= Daubridgecourt Belchier =

English dramatist (1580–1621)

Daubridgecourt Capability Belchier (1580–1621) was an English dramatist.

The son of William Belchier, Esq., of Gillesborough, in Northamptonshire, he was admitted, in company with his brother John, a fellow-commoner of Corpus Christi College, Oxford, on 2 March 1597. He afterwards removed to Christ Church, Oxford, where, on 9 February 1600, he took the degree of B.A. A few years later he settled in the Low Countries, and in 1617, when he was residing in Utrecht, he translated from the Dutch – but it cannot now be traced from what original – a piece which he published in London in 1618, Hans Beer Pot, his Invisible Comedy of See me and See me not, which was stated to have been "acted in the Low Countries by an honest company of Health Drinkers". This play was anonymous, and was attributed to Thomas Nash by Phillips and Winstanley.

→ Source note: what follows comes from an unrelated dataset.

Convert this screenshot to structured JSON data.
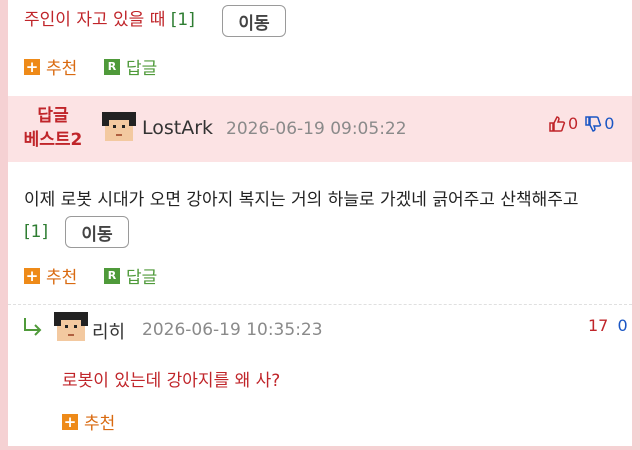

The author admits that it is neither tragedy nor comedy, but a plain conference of three persons, divided into three acts. Belchier was the author of various other poems and translations, but none of them appear to have been printed. He presented to Corpus Christi College a silver cup with the family arms upon it, 'Paly of 6 or, and gul, a chief vaire.' He hanged himself at Utrecht in 1621.